News Story
UMD Hosts Industrial AI Forum
How is artificial intelligence (AI) reshaping industry, and what needs to be done to deliver fully on its potential? A landmark event at the University of Maryland’s A. James Clark School of Engineering provided an opportunity to address these questions.
The Industrial Artificial Intelligence Forum, held on Tuesday (November 28) drew representatives of academia, industry, government, non-profit agencies, and international organizations, including the Brookings Institution, Intel, McKinsey and Company, Mitsubishi, the National Institute of Standards and Technology, the National Science Foundation, NVIDIA, and the World Economic Forum. During moderated panel discussions, presentations, and poster sessions, they shared ideas about the development and deployment of industrial AI systems, the challenges involved, and the standards being implemented to guide the transition, among other topics.
The event also showcased the Industrial AI Center, a pioneering research and educational hub now housed at the Clark School’s mechanical engineering department.
Clark Distinguished Chair Jay Lee, who joined the UMD mechanical engineering faculty in 2022, is at the helm of the center, and has been spearheading the development of an Industrial AI Data Foundry intended to provide the robust, industry-specific data foundation needed to support AI applications with speed, scale, and systematic discipline.

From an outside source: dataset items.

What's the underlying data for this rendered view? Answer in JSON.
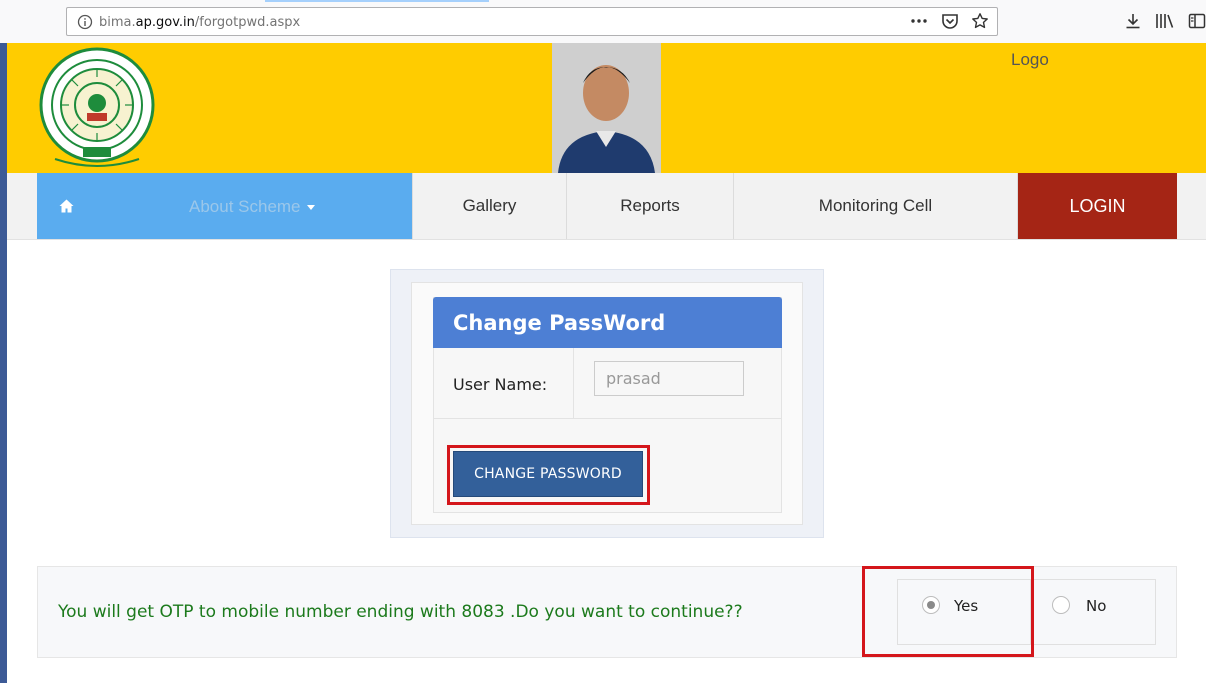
{
  "browser": {
    "url_prefix": "bima.",
    "url_host": "ap.gov.in",
    "url_path": "/forgotpwd.aspx"
  },
  "header": {
    "logo_text": "Logo"
  },
  "nav": {
    "about_label": "About Scheme",
    "gallery_label": "Gallery",
    "reports_label": "Reports",
    "monitoring_label": "Monitoring Cell",
    "login_label": "LOGIN"
  },
  "form": {
    "title": "Change PassWord",
    "username_label": "User Name:",
    "username_value": "prasad",
    "submit_label": "CHANGE PASSWORD"
  },
  "otp": {
    "message": "You will get OTP to mobile number ending with 8083 .Do you want to continue??",
    "options": [
      {
        "label": "Yes",
        "selected": true
      },
      {
        "label": "No",
        "selected": false
      }
    ]
  },
  "colors": {
    "header_bg": "#ffcc00",
    "nav_active": "#5aacef",
    "login_bg": "#a52515",
    "panel_head": "#4d7fd4",
    "button_bg": "#33609a",
    "highlight": "#d4161b",
    "otp_text": "#1c7a1c"
  }
}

“Historically, AI has focused on data in and of itself—that is, on bringing in large amounts of data and then using it to train the machine. In the context of industry, though, we need to do more than that. We need to ensure that the data is useful and usable, that it is relevant to the context and the purpose, and that it’s sufficient and high-quality data.”
“Historically, AI has focused on data in and of itself—that is, on bringing in large amounts of data and then using it to train the machine," Lee said. "In the context of industry, though, we need to do more than that. We need to ensure that the data is useful and usable, that it is relevant to the context and the purpose, and that it’s sufficient and high-quality data.”
Panel discussions focused, respectively, on government, global, and industry perspectives regarding AI, and on research highlights in the field of industrial AI. Safety and national security concerns were also addressed.
In a forum session moderated by UMD Distinguished University Professor Ming C. Lin, the directors and heads of UMD centers conducting AI-related research detailed ongoing and future areas of research.
Presenters in this session included UMD civil and environmental engineering chair Nii Attoh-Okine, who directs the Digital Cyber and Railway Engineering Operations Center (DCREOC); Michael H. Azarian, research scientist at the Center for Advanced Life Cycle Engineering; Cinzia Cirillo, interim director of the Maryland Transportation Institute; Katrina Groth, associate director of the Center for Risk and Reliability; Clark Distinguished Chair Deb Niemeier, director of the Center for Disaster Resilience; Maryland Robotics Center Director Derek Paley; and Institute for Systems Research director Ankur Srivastava.
Samuel Graham, Jr., dean of the Clark School, and Amitabh Varshney, dean of the college of computer, mathematics, and natural sciences, delivered opening remarks at the event along with UMD mechanical engineering chair Balakumar Balachandran. The forum was followed on November 29 by a meeting of the Industrial Advisory Board, which includes Industrial AI Center members and pending members.